# 6.4: Non-Brownian evolution under stabilizing selection

• • Contributed by Luke J. Harmon
• Professor (Biological Sciences) at University of Idaho

We can also consider the case where a trait evolves under the influence of stabilizing selection. Assume that a trait has some optimal value, and that when the population mean differs from the optimum the population will experience selection towards the optimum (Figure 6.3). As I will show below, when traits evolve under stabilizing selection with a constant optimum, the pattern of traits through time can be described using an Ornstein-Uhlenbeck (OU) model. It is worth mentioning, though, that this is only one (of many!) models that follow an OU process over long time scales. In other words, even though this model can be described by OU, we cannot make inferences the other direction and claim that OU means that our population is under constant stabilizing selection. In fact, we will see later that we can almost always rule this simple version of the OU model out over long time scales by looking at the actual parameter values of the model compared to what we know about species’ population sizes and trait heritabilities. Figure 6.3. Plot of species trait (x axis) versus fitness (y axis) showing a hypothetical landscape that would produce stabilizing selection. Image by the author, can be reused under a CC-BY-4.0 license.

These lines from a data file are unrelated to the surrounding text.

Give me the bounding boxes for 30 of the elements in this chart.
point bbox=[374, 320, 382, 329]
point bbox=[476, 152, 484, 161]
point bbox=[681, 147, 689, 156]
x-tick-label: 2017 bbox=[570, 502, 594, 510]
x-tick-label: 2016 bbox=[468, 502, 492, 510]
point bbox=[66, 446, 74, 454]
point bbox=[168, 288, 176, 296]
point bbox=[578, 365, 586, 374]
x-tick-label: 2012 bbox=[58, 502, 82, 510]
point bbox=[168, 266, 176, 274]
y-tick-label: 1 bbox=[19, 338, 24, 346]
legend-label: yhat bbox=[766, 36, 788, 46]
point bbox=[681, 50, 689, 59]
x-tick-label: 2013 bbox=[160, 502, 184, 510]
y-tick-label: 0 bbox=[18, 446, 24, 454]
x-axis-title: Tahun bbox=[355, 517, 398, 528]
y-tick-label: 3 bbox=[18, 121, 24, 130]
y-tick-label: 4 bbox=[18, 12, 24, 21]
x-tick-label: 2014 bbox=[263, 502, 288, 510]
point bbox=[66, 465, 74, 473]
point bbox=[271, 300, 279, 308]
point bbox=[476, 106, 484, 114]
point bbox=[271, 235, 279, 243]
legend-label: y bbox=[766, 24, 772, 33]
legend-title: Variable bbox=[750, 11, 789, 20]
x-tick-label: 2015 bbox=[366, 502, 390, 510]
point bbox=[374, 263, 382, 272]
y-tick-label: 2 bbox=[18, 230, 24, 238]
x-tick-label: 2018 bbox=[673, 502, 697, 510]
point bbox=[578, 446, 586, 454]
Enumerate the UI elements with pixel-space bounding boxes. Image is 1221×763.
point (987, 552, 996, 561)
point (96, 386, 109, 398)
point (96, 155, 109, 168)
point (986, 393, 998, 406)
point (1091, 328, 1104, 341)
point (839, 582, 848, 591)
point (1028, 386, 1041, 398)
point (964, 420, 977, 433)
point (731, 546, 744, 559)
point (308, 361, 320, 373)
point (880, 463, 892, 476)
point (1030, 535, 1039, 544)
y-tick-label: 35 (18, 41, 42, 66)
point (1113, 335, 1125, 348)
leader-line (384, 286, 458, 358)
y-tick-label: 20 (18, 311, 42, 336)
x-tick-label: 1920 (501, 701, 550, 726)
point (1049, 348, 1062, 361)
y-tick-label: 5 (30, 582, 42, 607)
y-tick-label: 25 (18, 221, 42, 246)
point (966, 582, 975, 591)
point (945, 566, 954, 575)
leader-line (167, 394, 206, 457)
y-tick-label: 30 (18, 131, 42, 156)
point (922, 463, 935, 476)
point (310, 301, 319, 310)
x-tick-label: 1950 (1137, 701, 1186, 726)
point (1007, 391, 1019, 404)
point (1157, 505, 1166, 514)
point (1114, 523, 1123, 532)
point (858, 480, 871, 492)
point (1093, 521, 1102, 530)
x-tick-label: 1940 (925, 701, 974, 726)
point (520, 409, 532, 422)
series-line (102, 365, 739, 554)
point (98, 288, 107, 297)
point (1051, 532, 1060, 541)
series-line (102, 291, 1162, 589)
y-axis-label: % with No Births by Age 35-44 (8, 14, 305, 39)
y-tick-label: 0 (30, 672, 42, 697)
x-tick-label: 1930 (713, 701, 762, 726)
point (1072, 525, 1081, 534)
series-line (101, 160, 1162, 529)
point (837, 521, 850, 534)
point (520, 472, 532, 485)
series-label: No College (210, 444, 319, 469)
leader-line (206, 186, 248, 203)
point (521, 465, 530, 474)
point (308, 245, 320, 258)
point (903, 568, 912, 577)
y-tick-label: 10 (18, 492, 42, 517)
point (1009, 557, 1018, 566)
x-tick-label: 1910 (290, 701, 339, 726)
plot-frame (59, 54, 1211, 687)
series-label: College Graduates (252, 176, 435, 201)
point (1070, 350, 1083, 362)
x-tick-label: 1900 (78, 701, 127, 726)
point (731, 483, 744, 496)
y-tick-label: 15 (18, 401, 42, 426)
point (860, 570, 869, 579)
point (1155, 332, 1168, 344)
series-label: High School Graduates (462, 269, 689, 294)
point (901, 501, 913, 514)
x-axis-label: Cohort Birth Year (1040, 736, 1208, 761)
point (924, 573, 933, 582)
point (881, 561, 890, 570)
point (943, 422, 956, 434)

We can follow the modeling approach from chapter 3 to derive the expected distribution of species’ traits on a tree under stabilizing selection. The derivation is a bit long and complicated, so I have moved it to an appendix of this chapter. For now, all you need to know is that we can write down the likelihood of an OU model on a phylogenetic tree (see equation 6.58-6.60, below).

We can fit an OU model to data in a similar way to how we fit BM models in the previous chapters. For any given parameters ($$\bar{z}_0$$, σ2, α, and θ) and a phylogenetic tree with branch lengths, one can calculate an expected vector of species means and a species variance-covariance matrix. One then uses the likelihood equation for a multivariate normal distribution to calculate the likelihood of this model. This likelihood can then be used for parameter estimation in either a ML or a Bayesian framework.

We can illustrate how this works by fitting an OU model to the mammal body size data that we have been discussing. Using ML, we obtain parameter estimates $$\hat{\bar{z}}_0 = 4.60$$, $$\hat{\sigma}^2 = 0.10$$, $$\hat{\alpha} = 0.0082$$, and $$\hat{\theta} = 4.60$$. This model has a lnL of -77.6, a little higher than BM, but an AICc score of 161.2, worse than BM. We still prefer Brownian motion for these data. Over many datasets, though, OU models fit better than Brownian motion (see Harmon et al. 2010; Pennell and Harmon 2013).